You would think that when the word of the approval permits comes down we would all be discouraged. But in fact, I think it has lit a fire under us,” said the Louisiana Bucket Brigade's Ann Rolfes.

Standing outside the courthouse in Baton Rouge, Rolfes – whose group is a party to this suit – explains why they’re asking the company to open its files.

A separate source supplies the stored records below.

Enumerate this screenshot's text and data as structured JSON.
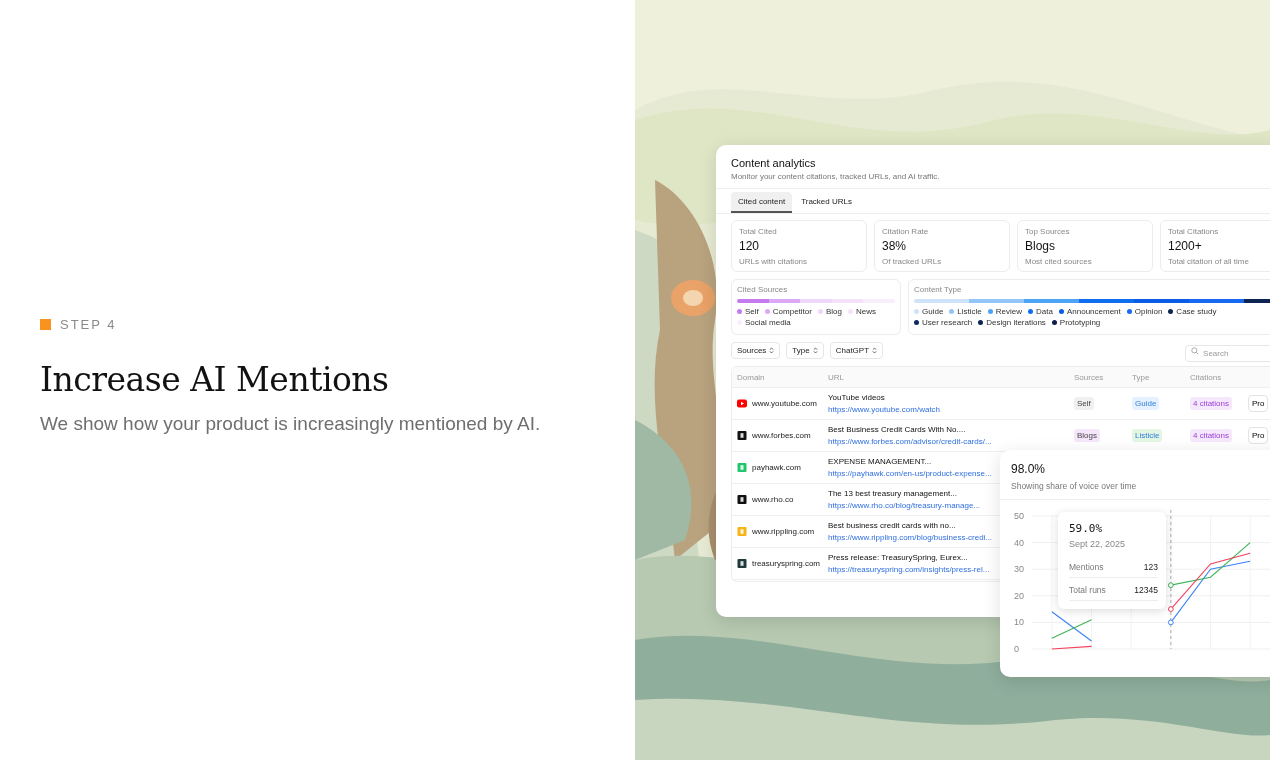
{
  "step": {
    "label": "STEP 4"
  },
  "headline": "Increase AI Mentions",
  "description": "We show how your product is increasingly mentioned by AI.",
  "analytics": {
    "title": "Content analytics",
    "subtitle": "Monitor your content citations, tracked URLs, and AI traffic.",
    "tabs": [
      {
        "label": "Cited content",
        "selected": true
      },
      {
        "label": "Tracked URLs",
        "selected": false
      }
    ],
    "stats": [
      {
        "label": "Total Cited",
        "value": "120",
        "note": "URLs with citations"
      },
      {
        "label": "Citation Rate",
        "value": "38%",
        "note": "Of tracked URLs"
      },
      {
        "label": "Top Sources",
        "value": "Blogs",
        "note": "Most cited sources"
      },
      {
        "label": "Total Citations",
        "value": "1200+",
        "note": "Total citation of all time"
      }
    ],
    "cited_sources": {
      "title": "Cited Sources",
      "items": [
        {
          "label": "Self",
          "color": "#c57af0"
        },
        {
          "label": "Competitor",
          "color": "#dba8f5"
        },
        {
          "label": "Blog",
          "color": "#efd6fb"
        },
        {
          "label": "News",
          "color": "#f4e2fb"
        },
        {
          "label": "Social media",
          "color": "#f8eefd"
        }
      ]
    },
    "content_type": {
      "title": "Content Type",
      "items": [
        {
          "label": "Guide",
          "color": "#cfe3fb"
        },
        {
          "label": "Listicle",
          "color": "#93c5f7"
        },
        {
          "label": "Review",
          "color": "#4da3f5"
        },
        {
          "label": "Data",
          "color": "#0f6ef0"
        },
        {
          "label": "Announcement",
          "color": "#0a5ce6"
        },
        {
          "label": "Opinion",
          "color": "#1669f0"
        },
        {
          "label": "Case study",
          "color": "#0c2552"
        },
        {
          "label": "User research",
          "color": "#0d2a5e"
        },
        {
          "label": "Design iterations",
          "color": "#0c2450"
        },
        {
          "label": "Prototyping",
          "color": "#0a1f4a"
        }
      ]
    },
    "filters": [
      "Sources",
      "Type",
      "ChatGPT"
    ],
    "search": {
      "placeholder": "Search"
    },
    "table": {
      "columns": [
        "Domain",
        "URL",
        "Sources",
        "Type",
        "Citations"
      ],
      "rows": [
        {
          "domain": "www.youtube.com",
          "logo": {
            "kind": "play",
            "color": "#ff0000"
          },
          "title": "YouTube videos",
          "url": "https://www.youtube.com/watch",
          "source": {
            "label": "Self",
            "color": "#f0f0f0"
          },
          "type": {
            "label": "Guide",
            "color": "#e6f1ff"
          },
          "citations": "4 citations",
          "action": "Pro"
        },
        {
          "domain": "www.forbes.com",
          "logo": {
            "kind": "square",
            "color": "#111111"
          },
          "title": "Best Business Credit Cards With No....",
          "url": "https://www.forbes.com/advisor/credit-cards/...",
          "source": {
            "label": "Blogs",
            "color": "#f6e6fb"
          },
          "type": {
            "label": "Listicle",
            "color": "#e3f5e3"
          },
          "citations": "4 citations",
          "action": "Pro"
        },
        {
          "domain": "payhawk.com",
          "logo": {
            "kind": "square",
            "color": "#22c56e"
          },
          "title": "EXPENSE MANAGEMENT...",
          "url": "https://payhawk.com/en-us/product-expense..."
        },
        {
          "domain": "www.rho.co",
          "logo": {
            "kind": "square",
            "color": "#111111"
          },
          "title": "The 13 best treasury management...",
          "url": "https://www.rho.co/blog/treasury-manage..."
        },
        {
          "domain": "www.rippling.com",
          "logo": {
            "kind": "square",
            "color": "#f5b516"
          },
          "title": "Best business credit cards with no...",
          "url": "https://www.rippling.com/blog/business-credi..."
        },
        {
          "domain": "treasuryspring.com",
          "logo": {
            "kind": "square",
            "color": "#1f3a3a"
          },
          "title": "Press release: TreasurySpring, Eurex...",
          "url": "https://treasuryspring.com/insights/press-rel..."
        }
      ]
    }
  },
  "voice": {
    "value": "98.0%",
    "subtitle": "Showing share of voice over time",
    "chart_data": {
      "type": "line",
      "ylim": [
        0,
        50
      ],
      "yticks": [
        0,
        10,
        20,
        30,
        40,
        50
      ],
      "grid": true,
      "series": [
        {
          "color": "#3b82f6",
          "values": [
            14,
            3,
            null,
            10,
            30,
            33
          ]
        },
        {
          "color": "#3cb55a",
          "values": [
            4,
            11,
            null,
            24,
            27,
            40
          ]
        },
        {
          "color": "#f43f5e",
          "values": [
            0,
            1,
            null,
            15,
            32,
            36
          ]
        }
      ]
    },
    "tooltip": {
      "value": "59.0%",
      "date": "Sept 22, 2025",
      "rows": [
        {
          "label": "Mentions",
          "value": "123"
        },
        {
          "label": "Total runs",
          "value": "12345"
        }
      ]
    }
  }
}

They are using the power of the state in claiming eminent domain,” she said of Bayou Bridge, which is a joint project of Energy Transfer Partners and Phillips 66. “They are assuming a state function, therefore they should be subject to the rules that the state is subject to. They are subject to public records laws, so we want the information.”

 

Cherri Foytlin, the leader of BOLD Louisiana, which is also a plaintiff in this action, says property owners along the pipeline’s 163-mile route are being bullied into giving up their land.

 

They’re told, ‘You don’t want us to take your land? We’ll take it through the court system. We’ll take it away from you.' Most land in the area where we’re at, in Indian Bayou, went for $10 an easement. How many billions and trillions of dollars are going to run underneath that land?” she asks rhetorically.

 

Regarding the company using expropriation proceedings to get acquire the land along the planned pipeline route, Foytlin – of native American descent – says, “We’re not talking about a hospital being built on our land. We’re not talking about something that’s for the public good. The only people that are going to get rich are these rich oil execs that don’t live here.”

 

This particular group of Bayou Bridge opponents is represented by the Center for Constitutional Rights, They have filed previous suits asking for project records from the governor and state agencies. Another coalition of opponents, which includes the Sierra Club and Atchafalaya Basinkeepers, is represented by Earthjustice. Last week they filed suit in federal court, seeking to overturn the Army Corps of Engineers permits granted on Dec. 14.